The relentless nature of youth is why the Giants seem to struggle so much against the Padres. They just won’t ever sit still. The Giants need peace and quiet so they can focus. If I’m being ageist, it’s only sports-related ageism, I assure you. Wisdom and experience do have their place, but playing a kid’s game late on a Monday night will usually favor the team that’s not so old that it’s still recovering from a long weekend.
Despite all that youth, though, the Padres are 10-20. The elderly Giants, meanwhile, have won 7 of 9 — let’s just assume they haven’t done that since 2016, either. Finally, to steal some more notes from the broadcast: they have the most walkoffs in the major leagues (3) and tonight was their first win when trailing after 8 innings (had been 0-13 before).
Jeff Samardzija showed improvement from his previous start but still signaled that he’s making his way back. He looked like he could throw all his pitches, but he certainly did not have control of them. And his fastball velocity stayed in the 91-93 mph range, which can certainly work for a starting pitcher, but is not anywhere near Peak Jeff that the Giants will need in the coming months. This could all be related to his injury or it could be another sign of the dreaded aging curve that befalls them all.

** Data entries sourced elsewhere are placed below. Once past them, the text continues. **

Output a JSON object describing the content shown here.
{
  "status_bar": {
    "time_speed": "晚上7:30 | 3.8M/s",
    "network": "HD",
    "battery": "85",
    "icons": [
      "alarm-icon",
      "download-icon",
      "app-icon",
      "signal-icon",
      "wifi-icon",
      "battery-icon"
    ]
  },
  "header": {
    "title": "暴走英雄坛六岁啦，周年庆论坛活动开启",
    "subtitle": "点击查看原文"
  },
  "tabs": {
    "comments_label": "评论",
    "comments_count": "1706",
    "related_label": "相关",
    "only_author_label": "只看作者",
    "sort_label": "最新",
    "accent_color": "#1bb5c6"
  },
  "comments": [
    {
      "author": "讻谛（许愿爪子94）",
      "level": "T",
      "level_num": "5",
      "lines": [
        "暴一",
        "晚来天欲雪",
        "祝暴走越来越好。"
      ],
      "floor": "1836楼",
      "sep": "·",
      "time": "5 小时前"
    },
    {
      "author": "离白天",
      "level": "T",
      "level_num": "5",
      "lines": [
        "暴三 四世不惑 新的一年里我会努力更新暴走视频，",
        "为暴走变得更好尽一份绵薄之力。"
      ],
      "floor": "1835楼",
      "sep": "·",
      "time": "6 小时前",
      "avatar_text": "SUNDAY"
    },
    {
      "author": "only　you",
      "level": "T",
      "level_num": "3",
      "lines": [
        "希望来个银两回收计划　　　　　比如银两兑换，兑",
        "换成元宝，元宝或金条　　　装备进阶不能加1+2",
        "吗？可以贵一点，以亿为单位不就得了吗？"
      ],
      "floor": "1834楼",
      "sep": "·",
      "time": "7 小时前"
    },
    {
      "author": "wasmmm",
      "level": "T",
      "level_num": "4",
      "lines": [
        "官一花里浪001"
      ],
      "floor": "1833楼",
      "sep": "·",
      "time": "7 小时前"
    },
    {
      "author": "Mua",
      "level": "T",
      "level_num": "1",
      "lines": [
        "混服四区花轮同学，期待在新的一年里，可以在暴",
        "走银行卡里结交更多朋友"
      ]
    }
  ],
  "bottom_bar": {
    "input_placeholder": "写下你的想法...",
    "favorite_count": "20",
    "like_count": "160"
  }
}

My one big stat about Samardzija: he has averaged 1.1 home runs per 9 innings for his career. He has pitched 13.2 innings so far this year and allowed only 1. This both means that he’s due but also that he’s still Jeff Samardzija, and I find comfort in that.
One final note: I’m sorry that I keep screwing up these really straightforward math scenarios. It’s happened multiple times in the past week and I offer no excuses. I am that dumb. I hope you’ll keep reading the site and not hold my stupidity against the brilliance of the other contributors. There will be an announcement tomorrow morning about a new writer joining the site and Wednesday another writer will be added. So, reinforcements are on the way and you won’t have to put up with my stupidity for very much longer or as much.